A maior parte do transporte de leite no Brasil, no percurso fazenda-unidade de beneficiamento, ainda é realizado em caminhões de carroceria de madeira, acondicionados em latões. São usualmente coletados diariamente em palanques à beira das estradas, ou nas fazendas por onde passam as linhas de leite, seguindo até as plataformas de recepção das unidades de beneficiamento.
No Brasil, o transporte a granel vem desfazendo a crença de que ele só se aplica a linhas de leite de grandes produtores, com diversos exemplos positivos de resfriamento e granelização em pequenas propriedades, além do que estamos atravessando uma readequação que deverá implicar profundas alterações no setor, que é a coleta a granel do leite na propriedade.
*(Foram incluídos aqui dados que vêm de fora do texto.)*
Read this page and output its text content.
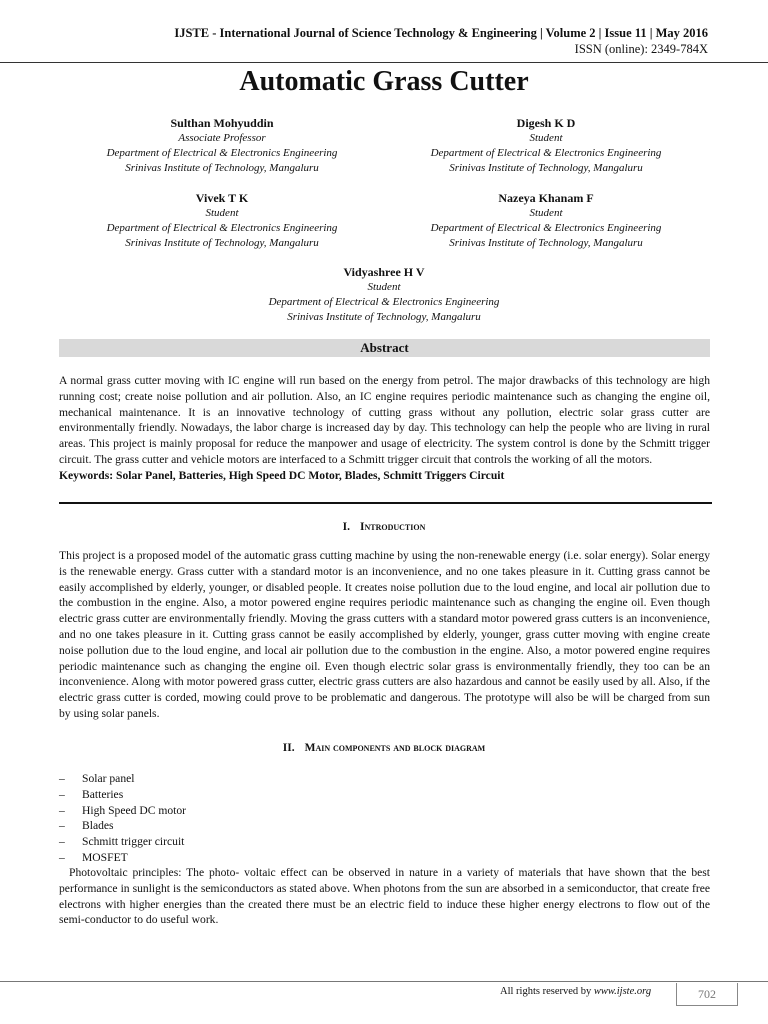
IJSTE - International Journal of Science Technology & Engineering | Volume 2 | Issue 11 | May 2016
ISSN (online): 2349-784X
Automatic Grass Cutter
Sulthan Mohyuddin
Associate Professor
Department of Electrical & Electronics Engineering
Srinivas Institute of Technology, Mangaluru
Digesh K D
Student
Department of Electrical & Electronics Engineering
Srinivas Institute of Technology, Mangaluru
Vivek T K
Student
Department of Electrical & Electronics Engineering
Srinivas Institute of Technology, Mangaluru
Nazeya Khanam F
Student
Department of Electrical & Electronics Engineering
Srinivas Institute of Technology, Mangaluru
Vidyashree H V
Student
Department of Electrical & Electronics Engineering
Srinivas Institute of Technology, Mangaluru
Abstract
A normal grass cutter moving with IC engine will run based on the energy from petrol. The major drawbacks of this technology are high running cost; create noise pollution and air pollution. Also, an IC engine requires periodic maintenance such as changing the engine oil, mechanical maintenance. It is an innovative technology of cutting grass without any pollution, electric solar grass cutter are environmentally friendly. Nowadays, the labor charge is increased day by day. This technology can help the people who are living in rural areas. This project is mainly proposal for reduce the manpower and usage of electricity. The system control is done by the Schmitt trigger circuit. The grass cutter and vehicle motors are interfaced to a Schmitt trigger circuit that controls the working of all the motors.
Keywords: Solar Panel, Batteries, High Speed DC Motor, Blades, Schmitt Triggers Circuit
I. Introduction
This project is a proposed model of the automatic grass cutting machine by using the non-renewable energy (i.e. solar energy). Solar energy is the renewable energy. Grass cutter with a standard motor is an inconvenience, and no one takes pleasure in it. Cutting grass cannot be easily accomplished by elderly, younger, or disabled people. It creates noise pollution due to the loud engine, and local air pollution due to the combustion in the engine. Also, a motor powered engine requires periodic maintenance such as changing the engine oil. Even though electric grass cutter are environmentally friendly. Moving the grass cutters with a standard motor powered grass cutters is an inconvenience, and no one takes pleasure in it. Cutting grass cannot be easily accomplished by elderly, younger, grass cutter moving with engine create noise pollution due to the loud engine, and local air pollution due to the combustion in the engine. Also, a motor powered engine requires periodic maintenance such as changing the engine oil. Even though electric solar grass is environmentally friendly, they too can be an inconvenience. Along with motor powered grass cutter, electric grass cutters are also hazardous and cannot be easily used by all. Also, if the electric grass cutter is corded, mowing could prove to be problematic and dangerous. The prototype will also be will be charged from sun by using solar panels.
II. Main components and block diagram
– Solar panel
– Batteries
– High Speed DC motor
– Blades
– Schmitt trigger circuit
– MOSFET
Photovoltaic principles: The photo- voltaic effect can be observed in nature in a variety of materials that have shown that the best performance in sunlight is the semiconductors as stated above. When photons from the sun are absorbed in a semiconductor, that create free electrons with higher energies than the created there must be an electric field to induce these higher energy electrons to flow out of the semi-conductor to do useful work.
All rights reserved by www.ijste.org	702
Pelo novo sistema, o leite produzido nas fazendas deverá aguardar a coleta na propriedade, com o produto em tanques de resfriamento e que será transferido por sucção para o veículo, e prevê-se, pelo Programa Nacional de Melhoria e Qualidade do Leite, que até junho de 2005, para as regiões Sul, Sudeste e Centroeste e junho de 2007 para as demais regiões, o leite esteja resfriado a menos de 7ºC na fazenda em menos de 3 horas após a ordenha. Essa obrigatoriedade forçará o transporte a granel.
Custos de transporte
Um fator de elevada importância no processo decisório aliado ao planejamento dos transportes é a escolha do equipamento especifico para cada tipo de utilização.
Somente como exemplo, em levantamento realizado pela EMBRAPA/CNPGL, para comparar custos de transporte a granel com transporte em latões, para o mesmo volume e mesma distância, considerou-se:
Um caminhão diesel com tanque isotérmico para 8.000 litros com bomba e um caminhão diesel com carroceria de madeira capaz de transportar 7.500 litros de leite em latões
Os custos para transporte de 1.000 litros de leite pelo caminhão isotérmico foram 28,2% menores que os custos no transporte por latões
Dentro desta mesma realidade, estudos práticos realizados em uma das muitas bacias leiteiras da região sudeste demonstrou a existência de roteiros de coleta (as chamadas linhas de leite), montados absolutamente ao acaso, sem nenhum critério ou base lógica, que faziam com que um grande número de veículos fosse usado na tarefa com baixa produtividade, alto custo e baixa remuneração para todos os envolvidos.
As razões deste tipo de situação são as mais diversas e passam pela inexistência de mapas atualizados com a malha de estradas vicinais, entra pela tradição no tipo de negociação com os produtores que não leva em conta a possibilidade de coletas em horários alternativos (o resfriamento permite este tipo de visão) e desemboca no uso pelos laticínios, de transportadores autônomos que acabam sendo “donos” de suas “linhas” e as administram como melhor lhes convém.
Estes estudos demonstraram que a implementação de roteiros mais racionais com um melhor aproveitamento dos veículos envolvidos e uma visão do todo, podem reduzir os custos totais em até 33%.
Conclusão
Conclui-se portanto que um dos mais importantes caminhos disponíveis para a adequação de custos na indústria de laticínios é a utilização das ferramentas disponibilizadas pela Logística, permitindo-nos afirmar que na maioria das situações não se faz necessário nenhum aporte de verbas adicional no médio prazo, ou seja, a própria economia paga os investimentos.